A monument to Dutch Jewish victims of the Holocaust at the site of the former Nazi camp Westerbork in the Netherlands. Photo: Wikimedia/public domain.
Artifacts from a hideout for Dutch Jews during the Holocaust will go on display this year at the Dutch Resistance Museum, memorializing a place where, hidden from the Nazis, a small group of Jews and their families fostered a miniature but vibrant Jewish life.
Many of the artifacts belonged to the family of Marianne “Janny” Brandes-Brilleslijper, a Dutch Holocaust survivor and resistance fighter, The Guardian reported.
Brandes-Brilleslijper refused to get a Jewish ID card when the Nazis conquered Holland, and soon began working as a courier for the resistance.
She, her husband Bob, and their children Robbie and Liselotte joined other families and refugees at a villa outside Amsterdam where they hid from the Nazis.
Jewish culture flourished at the villa, with Yiddish songs, literature, and performances, as well as dancing and music.
The group was betrayed, however, in 1944, and the Jewish residents were sent to the Westerbork transit camp, where they met the famous diarist and Holocaust victim Anne Frank and her family.
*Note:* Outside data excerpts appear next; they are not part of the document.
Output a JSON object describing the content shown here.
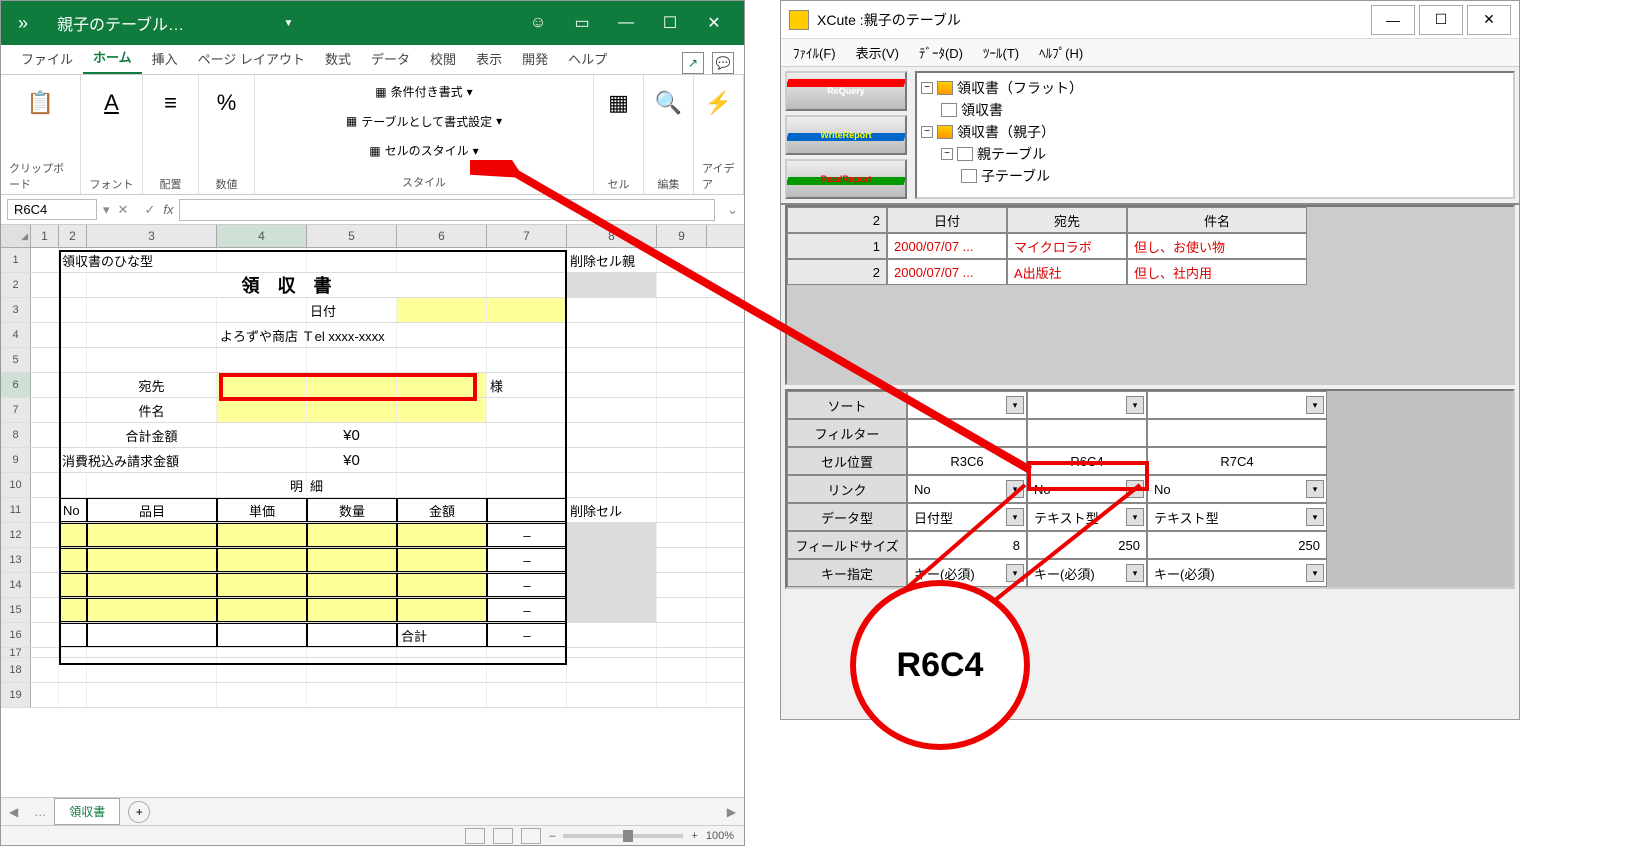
{
  "excel": {
    "title": "親子のテーブル…",
    "tabs": [
      "ファイル",
      "ホーム",
      "挿入",
      "ページ レイアウト",
      "数式",
      "データ",
      "校閲",
      "表示",
      "開発",
      "ヘルプ"
    ],
    "active_tab": "ホーム",
    "groups": {
      "clipboard": "クリップボード",
      "font": "フォント",
      "align": "配置",
      "number": "数値",
      "style_head": "スタイル",
      "cells": "セル",
      "editing": "編集",
      "ideas": "アイデア",
      "cond": "条件付き書式",
      "table": "テーブルとして書式設定",
      "cellstyle": "セルのスタイル"
    },
    "namebox": "R6C4",
    "fx_label": "fx",
    "columns": [
      "1",
      "2",
      "3",
      "4",
      "5",
      "6",
      "7",
      "8",
      "9"
    ],
    "rows_count": 19,
    "sheet": {
      "hina": "領収書のひな型",
      "del_parent": "削除セル親",
      "title": "領　収　書",
      "date_label": "日付",
      "shop": "よろずや商店 Ｔel xxxx-xxxx",
      "atesaki_label": "宛先",
      "sama": "様",
      "kenmei_label": "件名",
      "goukei_label": "合計金額",
      "goukei_val": "¥0",
      "zei_label": "消費税込み請求金額",
      "zei_val": "¥0",
      "meisai_l": "明",
      "meisai_r": "細",
      "h_no": "No",
      "h_hinmoku": "品目",
      "h_tanka": "単価",
      "h_suuryou": "数量",
      "h_kingaku": "金額",
      "h_del": "削除セル",
      "row_dash": "–",
      "footer_goukei": "合計"
    },
    "sheettab": "領収書",
    "zoom": "100%"
  },
  "xcute": {
    "title": "XCute :親子のテーブル",
    "menu": [
      "ﾌｧｲﾙ(F)",
      "表示(V)",
      "ﾃﾞｰﾀ(D)",
      "ﾂｰﾙ(T)",
      "ﾍﾙﾌﾟ(H)"
    ],
    "tool_buttons": [
      "ReQuery",
      "WriteReport",
      "ReadReport"
    ],
    "tree": {
      "n1": "領収書（フラット）",
      "n1a": "領収書",
      "n2": "領収書（親子）",
      "n2a": "親テーブル",
      "n2b": "子テーブル"
    },
    "grid": {
      "count": "2",
      "headers": [
        "日付",
        "宛先",
        "件名"
      ],
      "rows": [
        {
          "idx": "1",
          "date": "2000/07/07 ...",
          "to": "マイクロラボ",
          "subj": "但し、お使い物"
        },
        {
          "idx": "2",
          "date": "2000/07/07 ...",
          "to": "A出版社",
          "subj": "但し、社内用"
        }
      ]
    },
    "props": {
      "labels": {
        "sort": "ソート",
        "filter": "フィルター",
        "cellpos": "セル位置",
        "link": "リンク",
        "dtype": "データ型",
        "fsize": "フィールドサイズ",
        "key": "キー指定"
      },
      "cols": [
        {
          "cellpos": "R3C6",
          "link": "No",
          "dtype": "日付型",
          "fsize": "8",
          "key": "キー(必須)"
        },
        {
          "cellpos": "R6C4",
          "link": "No",
          "dtype": "テキスト型",
          "fsize": "250",
          "key": "キー(必須)"
        },
        {
          "cellpos": "R7C4",
          "link": "No",
          "dtype": "テキスト型",
          "fsize": "250",
          "key": "キー(必須)"
        }
      ]
    }
  },
  "callout": "R6C4"
}
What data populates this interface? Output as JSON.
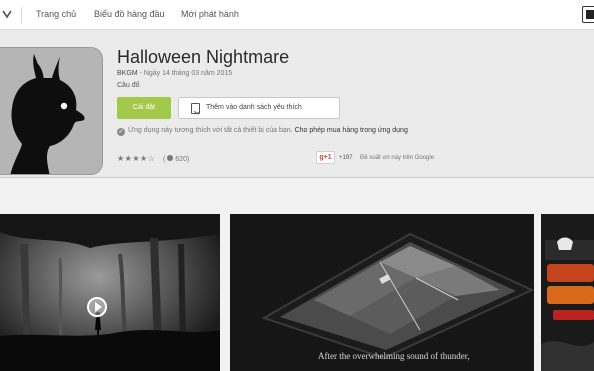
{
  "nav": {
    "items": [
      "Trang chủ",
      "Biểu đồ hàng đầu",
      "Mới phát hành"
    ]
  },
  "app": {
    "title": "Halloween Nightmare",
    "developer": "BKGM",
    "date": " - Ngày 14 tháng 03 năm 2015",
    "category": "Câu đố",
    "install_label": "Cài đặt",
    "wishlist_label": "Thêm vào danh sách yêu thích",
    "compat_text": "Ứng dụng này tương thích với tất cả thiết bị của bạn.",
    "iap_text": "Cho phép mua hàng trong ứng dụng",
    "rating_stars": "★★★★☆",
    "rating_count": "620",
    "gplus_label": "g+1",
    "gplus_count": "+197",
    "gplus_recommend": "Đề xuất ưri này trên Google"
  },
  "screenshots": {
    "caption": "After the overwhelming sound of thunder,"
  },
  "colors": {
    "accent": "#a3c94a"
  }
}
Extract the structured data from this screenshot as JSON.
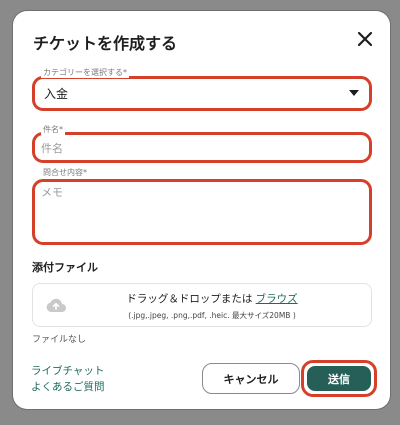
{
  "dialog": {
    "title": "チケットを作成する"
  },
  "category": {
    "label": "カテゴリーを選択する*",
    "value": "入金"
  },
  "subject": {
    "label": "件名*",
    "placeholder": "件名"
  },
  "message": {
    "label": "問合せ内容*",
    "placeholder": "メモ"
  },
  "attachments": {
    "heading": "添付ファイル",
    "drop_text": "ドラッグ＆ドロップまたは",
    "browse_label": "ブラウズ",
    "formats_note": "(.jpg,.jpeg, .png,.pdf, .heic. 最大サイズ20MB )",
    "status": "ファイルなし"
  },
  "footer": {
    "live_chat": "ライブチャット",
    "faq": "よくあるご質問",
    "cancel_label": "キャンセル",
    "send_label": "送信"
  },
  "colors": {
    "accent": "#265f58",
    "highlight": "#d6402a",
    "link": "#1e6a5f"
  },
  "icons": {
    "close": "close-icon",
    "caret": "chevron-down-icon",
    "upload": "cloud-upload-icon"
  }
}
The Franks had also been in hiding in Holland and were betrayed to the Nazis.
Anne Frank did not survive the following death march and concentration camp of Bergen-Belsen. Brandes-Brilleslijper was one of the last people to see Anne and her sister alive.
Brandes-Brilleslijper did survive, and was later reunited with her family, who had been exempted from Nazi persecution because her husband Bob was not Jewish, leading their children to be spared as well.
However, her relatives Joseph, Fietje, and the young Jaap Brilleslijper were murdered in Auschwitz.
Filip Bloem, collection manager at the Resistance Museum, noted that three-quarters of Dutch Jews were murdered in the Holocaust, the highest percentage of any Western European nation.
“That is a factor why people thought that the Jewish resistance was next to non-existent,” he said. “But if you look more precisely, you see there were many Jews, thousands and thousands of Jews, in hiding.”